Partial results, presented at LSA and other conferences.
It is well-documented that 'register' (or 'style') has a major influence on linguistic variation (Biber, Conrad and Reppen 1998; Rickford & Eckert 2001), and that intonation is one of the varying parameters (or 'factors') which influence this variation. Recent advances in data collection and acoustic analysis now permit accurate investigation of prosodic variation as it intersects with register. In the process of analyzing such data we found that it was necessary to focus on a given speaker's 'stance' when doing prosodic analysis, because the same type of 'speech act' say 'agreement' or 'disagreement' - are not treated in the same way by speakers in different social situations.

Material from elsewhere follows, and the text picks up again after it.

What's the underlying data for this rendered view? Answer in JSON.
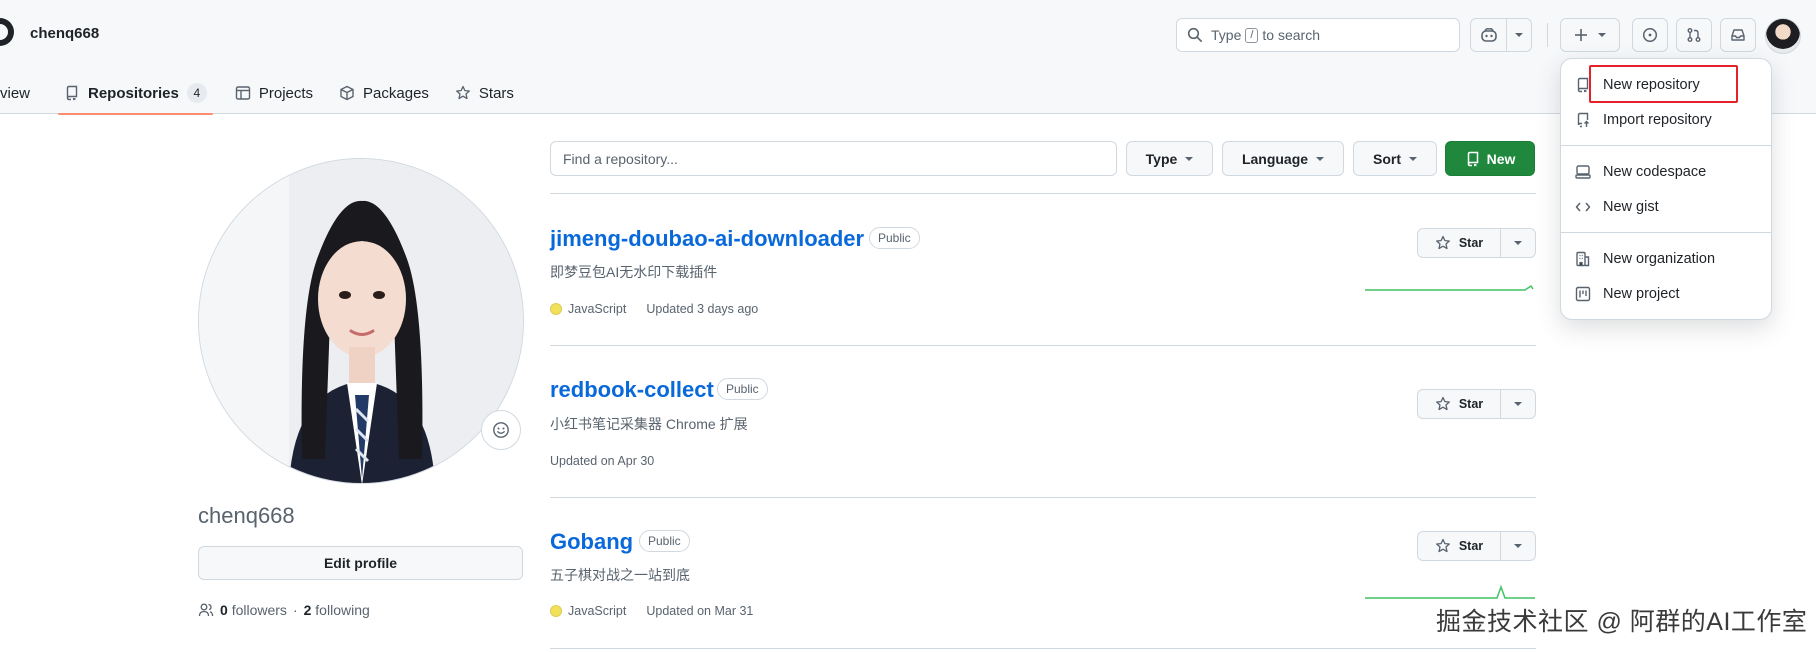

This paper will consider a specific environment in which focal accent can be expected: not-negation used in actual interactions. The paper will compare prosodic prominence on not/no in English and Spanish [respectively]. Speech researchers have concluded that pitch prominence occurs on not almost categorically in read sentences (O'Shaughnessey & Allen 1983). This paper will compare English and Spanish 'CallFriend' phone conversations between friends (from the LDC; Url: www.ldc.upenn.edu). The paper will show that there is a wide range of variation in prosodic strategies used for conveying negative information and that the variation is correlated with the language being spoken.
All tokens of not or n't (for English) and no (for Spanish) in the declarative sentences in the corpus were coded for linguistic environmental factors, information content, speaker characteristics [dialect, age, gender] and interactive factors [e.g., whether the negative is considered to be a repair, what the relationship is between interlocutors], as well as for intonational characteristics [using a system based loosely on ToBI]; results of the multivariate analysis of the coded data will be discussed. The evidence will demonstrate that register and interactive factors are critical for an adequate understanding of the intonation used for negatives. It will demolish the hypothesis that information which is critical to the hearer must be prosodically prominent, since in many situations interactive 'face' concerns outweigh cognitive imperatives. [Work supported by NSF and by UAZ grants.]
References
Biber, Conrad and Reppen (1998) Corpus Linguistics. Cambridge: CUP.
O'Shaughnessy and Allen (1983) Linguistic modality effects on fundamental frequency JASA 1155-1171.
Rickford and Eckert, eds. (2001) Style and Variation. Cambridge: CUP.